At issue in earlier work by Duffy, Huttenlocher, Hedges, and Crawford (2010, hereafter called DHHC) was whether the well-established central tendency bias in people’s reproductions of stimuli reflects bias toward the mean of an entire distribution or bias toward recently seen stimuli. DHHC reported evidence that responses were biased toward the long-run mean rather than toward the most recent stimuli and presented these results as consistent with the category adjustment model (CAM), a Bayesian model of stimulus estimation (Huttenlocher, Hedges, & Vevea, 2000). In their reexamination, Duffy and Smith (DS; 2018) point out some flaws in the original work, apply a different analytical approach to the data, and conclude that estimates are biased toward recent stimuli rather than toward the running mean. They interpret their findings as a refutation of CAM, and of Bayesian models more generally. Here, I argue that the DS failure to detect the impact of the running mean on estimates is likely a Type II error. I also suggest that the paper overstates the theoretical significance of its findings and of the original findings reported in DHHC, and that it presents a distorted view of CAM.

An important contribution of CAM was that it provided a rational account of the central tendency bias in people’s reproductions of stimuli. CAM modeled responses as being drawn from the posterior distribution created by a Bayesian combination of two Gaussians—one representing the unbiased but noisy memory trace of the stimulus and the other representing prior knowledge about the category from which it was drawn (i.e., the generating distribution). The resulting responses are a weighted average of the trace memory mean and the mean of the prior, and the weighting is determined by the relative precision of the trace and the prior:

$$ \mathrm{Response}=\uplambda \uprho +\left(1-\uplambda \right)\ \mathrm{M} $$
(1)

Where ρ: mean of the prior

M: mean of the memory trace.

This combination produces responses that are biased toward the mean of the prior. Central to the present argument, CAM specifically predicts that the degree of that bias will depend on the deviation of M from ρ. For stimuli that vary in size, to the degree that stimuli are larger than ρ, they will be underestimated; to the degree that they are smaller than ρ, they will be overestimated, and stimuli in the middle (i.e., where M = ρ) will produce unbiased responses. Thus the normal–normal combination on which CAM is based predicts a linear relationship between bias (i.e., response–stimulus) and the deviation of M from ρ.

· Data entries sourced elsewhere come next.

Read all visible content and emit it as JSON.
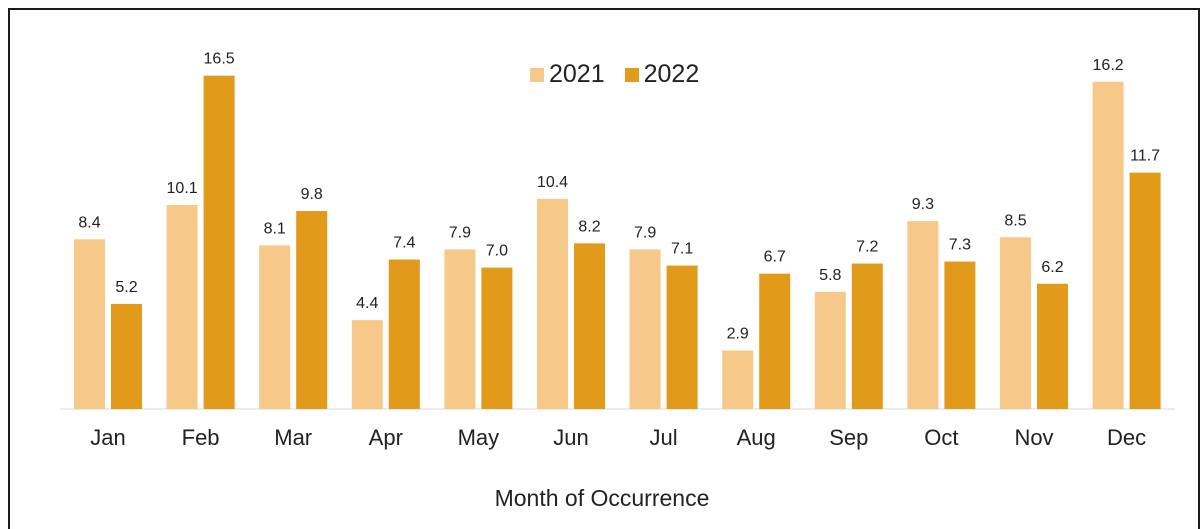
{
  "chart_data": {
    "type": "bar",
    "categories": [
      "Jan",
      "Feb",
      "Mar",
      "Apr",
      "May",
      "Jun",
      "Jul",
      "Aug",
      "Sep",
      "Oct",
      "Nov",
      "Dec"
    ],
    "series": [
      {
        "name": "2021",
        "color": "#f6c98a",
        "values": [
          8.4,
          10.1,
          8.1,
          4.4,
          7.9,
          10.4,
          7.9,
          2.9,
          5.8,
          9.3,
          8.5,
          16.2
        ]
      },
      {
        "name": "2022",
        "color": "#e29a1b",
        "values": [
          5.2,
          16.5,
          9.8,
          7.4,
          7.0,
          8.2,
          7.1,
          6.7,
          7.2,
          7.3,
          6.2,
          11.7
        ]
      }
    ],
    "title": "",
    "xlabel": "Month of Occurrence",
    "ylabel": "",
    "ylim": [
      0,
      17
    ],
    "grid": false,
    "legend_position": "top-center"
  }
}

DHHC asked, where is ρ? That is, toward what point do people bias their estimates? Earlier work has suggested that, at least in some contexts, participants use a prior that corresponds to (or at least tracks variation in) the mean and variability of the generating distribution (e.g., Duffy, Huttenlocher, & Crawford, 2006; Huttenlocher et al., 2000). Others noted that the central tendency bias could also be achieved if people shift estimates toward only the previous instance (or few instances) without taking into account the entire distribution (Choplin & Hummel, 2002). DHHC (Experiment 1) sought to distinguish these possibilities by having participants view and reproduce line lengths and using a distribution that changed between the first half of trials and the second half so that the long-run mean and short-run mean would differ. Both distributions had the same range, but they were skewed so that in the first half, the distribution’s average was 180 pixels for some participants and 268 pixels for others, and in the second half, the distributions flipped. The resulting bias in estimates is shown in Fig. 1.

Fig. 1
figure 1

Bias (i.e., response–stimulus) by stimulus value for each condition in the first half (left panel) and second half (right panel) of DHHC Experiment 1. The first 20 trials of the second half are excluded in order to give the later trials a better chance of being unaffected by the running mean. Dotted lines indicate the condition that first viewed longer lines; solid lines indicate the condition that first viewed shorter ones. White circle indicates the mean of the longer distribution, black one the mean of the shorter distribution, and gray one the mean of all stimuli. Gray bands here and in subsequent figures represent 95% confidence intervals calculated in ggplot2 using the general additive model method (Wickham, 2009)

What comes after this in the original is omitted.